Pierwszy łuk to cykl felietonów Zenona Plecha, znakomitego żużlowca, srebrnego i brązowego medalisty Indywidualnych Mistrzostw Świata.

***

Rundę Speedway Grand Prix na PGE Narodowym w Warszawie trzeba nazwać sukcesem. Znowu dopisali kibice i mieliśmy komplet na trybunach. Poza tym Ole Olsen i spółka z BSI stanęła na wysokości zadania, przygotowując tor, na którym było niezłe ściganie. To już kolejny rok z rzędu, gdy ta sztuka im się udała. Miłą odmianą był otwarty w czasie zawodów dach Narodowego. Dobrze, że pogoda nam dopisała.

Myślę, że nasi polscy zawodnicy przez sporą część cyklu mogą czuć się jak u siebie. Mamy trzy turnieje, a przecież też na paru innych na trybunach dominują biało-czerwone barwy. Nie inaczej będzie, gdy cykl Grand Prix zawita do Pragi. Mówię o tym, bo także przez moją głowę potrafi przemknąć myśl: a może to w tym roku doczekamy się polskiego mistrza świata? Bardzo bym sobie tego życzył i nie zdziwię się, jeśli koniec końców tak się stanie.

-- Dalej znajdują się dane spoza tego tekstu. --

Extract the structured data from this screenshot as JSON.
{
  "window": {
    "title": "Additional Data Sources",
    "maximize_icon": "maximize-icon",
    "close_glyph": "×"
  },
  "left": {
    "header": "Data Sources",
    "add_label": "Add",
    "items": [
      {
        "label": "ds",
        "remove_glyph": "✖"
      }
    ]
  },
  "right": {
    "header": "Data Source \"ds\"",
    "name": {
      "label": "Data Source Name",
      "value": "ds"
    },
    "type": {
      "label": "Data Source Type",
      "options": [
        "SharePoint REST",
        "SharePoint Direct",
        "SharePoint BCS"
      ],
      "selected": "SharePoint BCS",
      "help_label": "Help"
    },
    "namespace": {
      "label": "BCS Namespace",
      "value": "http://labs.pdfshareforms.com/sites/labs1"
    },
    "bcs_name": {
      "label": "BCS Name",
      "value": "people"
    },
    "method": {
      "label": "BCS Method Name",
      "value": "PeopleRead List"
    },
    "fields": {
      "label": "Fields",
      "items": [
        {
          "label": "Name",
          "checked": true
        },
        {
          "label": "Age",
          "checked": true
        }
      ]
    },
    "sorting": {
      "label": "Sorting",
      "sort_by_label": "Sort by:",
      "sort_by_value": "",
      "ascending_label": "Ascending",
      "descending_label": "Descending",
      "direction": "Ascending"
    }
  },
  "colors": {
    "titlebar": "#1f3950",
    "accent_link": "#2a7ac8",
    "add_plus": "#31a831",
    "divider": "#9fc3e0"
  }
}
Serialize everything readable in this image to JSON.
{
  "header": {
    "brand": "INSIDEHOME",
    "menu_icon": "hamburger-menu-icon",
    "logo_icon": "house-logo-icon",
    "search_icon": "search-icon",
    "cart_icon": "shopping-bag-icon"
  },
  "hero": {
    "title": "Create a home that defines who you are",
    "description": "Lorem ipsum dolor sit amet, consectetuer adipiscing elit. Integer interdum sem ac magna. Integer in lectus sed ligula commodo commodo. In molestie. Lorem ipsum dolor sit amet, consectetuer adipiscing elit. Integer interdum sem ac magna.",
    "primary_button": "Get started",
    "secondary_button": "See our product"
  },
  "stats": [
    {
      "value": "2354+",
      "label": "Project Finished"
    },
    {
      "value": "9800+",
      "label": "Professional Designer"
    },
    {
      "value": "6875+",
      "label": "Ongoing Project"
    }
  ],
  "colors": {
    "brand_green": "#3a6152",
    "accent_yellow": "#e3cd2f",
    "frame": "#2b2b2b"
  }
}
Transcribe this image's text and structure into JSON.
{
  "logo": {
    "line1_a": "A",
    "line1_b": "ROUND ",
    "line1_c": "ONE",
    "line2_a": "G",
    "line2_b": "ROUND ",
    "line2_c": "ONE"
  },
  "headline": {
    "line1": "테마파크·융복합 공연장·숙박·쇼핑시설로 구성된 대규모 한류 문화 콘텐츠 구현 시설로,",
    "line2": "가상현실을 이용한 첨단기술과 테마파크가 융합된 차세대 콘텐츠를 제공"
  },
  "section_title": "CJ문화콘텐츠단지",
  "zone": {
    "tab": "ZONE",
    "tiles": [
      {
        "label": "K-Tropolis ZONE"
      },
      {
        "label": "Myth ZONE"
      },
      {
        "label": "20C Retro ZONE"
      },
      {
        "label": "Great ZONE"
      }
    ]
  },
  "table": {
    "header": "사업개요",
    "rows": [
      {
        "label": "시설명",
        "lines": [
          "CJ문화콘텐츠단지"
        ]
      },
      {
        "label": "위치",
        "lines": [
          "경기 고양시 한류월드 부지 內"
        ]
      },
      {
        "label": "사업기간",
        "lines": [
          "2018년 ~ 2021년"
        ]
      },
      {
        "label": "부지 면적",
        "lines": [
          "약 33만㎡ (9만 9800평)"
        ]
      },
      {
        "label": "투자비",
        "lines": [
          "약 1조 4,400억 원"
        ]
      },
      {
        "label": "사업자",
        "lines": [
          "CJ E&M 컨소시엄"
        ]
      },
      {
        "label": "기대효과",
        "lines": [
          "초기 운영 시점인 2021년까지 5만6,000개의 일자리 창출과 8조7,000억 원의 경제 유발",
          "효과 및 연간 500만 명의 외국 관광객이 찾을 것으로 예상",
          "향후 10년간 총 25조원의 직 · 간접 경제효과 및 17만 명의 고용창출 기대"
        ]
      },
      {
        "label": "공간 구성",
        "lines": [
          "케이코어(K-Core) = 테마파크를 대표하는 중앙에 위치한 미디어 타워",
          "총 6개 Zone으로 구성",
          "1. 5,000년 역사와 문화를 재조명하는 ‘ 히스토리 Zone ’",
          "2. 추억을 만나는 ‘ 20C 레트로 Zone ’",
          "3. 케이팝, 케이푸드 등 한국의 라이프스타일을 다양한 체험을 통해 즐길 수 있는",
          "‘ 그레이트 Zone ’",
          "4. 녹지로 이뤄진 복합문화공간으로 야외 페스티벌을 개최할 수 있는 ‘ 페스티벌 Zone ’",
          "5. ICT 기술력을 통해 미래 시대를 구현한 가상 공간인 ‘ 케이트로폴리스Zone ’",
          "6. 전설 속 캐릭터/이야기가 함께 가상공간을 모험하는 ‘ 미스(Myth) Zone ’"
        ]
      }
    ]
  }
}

Nie będę wyróżniać jednego z naszych reprezentantów. Najbliżej sukcesu w Warszawie był Maciej Janowski, ale przecież ogromny potencjał drzemie też w pozostałych. Całej czwórce kadrowiczów życzę tego, by znalazła się w czołowej ósemce i utrzymała w cyklu na przyszły sezon. W Warszawie oglądaliśmy na torze parę bratobójczych pojedynków, ale mając tylu Polaków w stawce, nie może być inaczej. Każdy z nich daje z siebie wszystko, a wygrać może tylko jeden.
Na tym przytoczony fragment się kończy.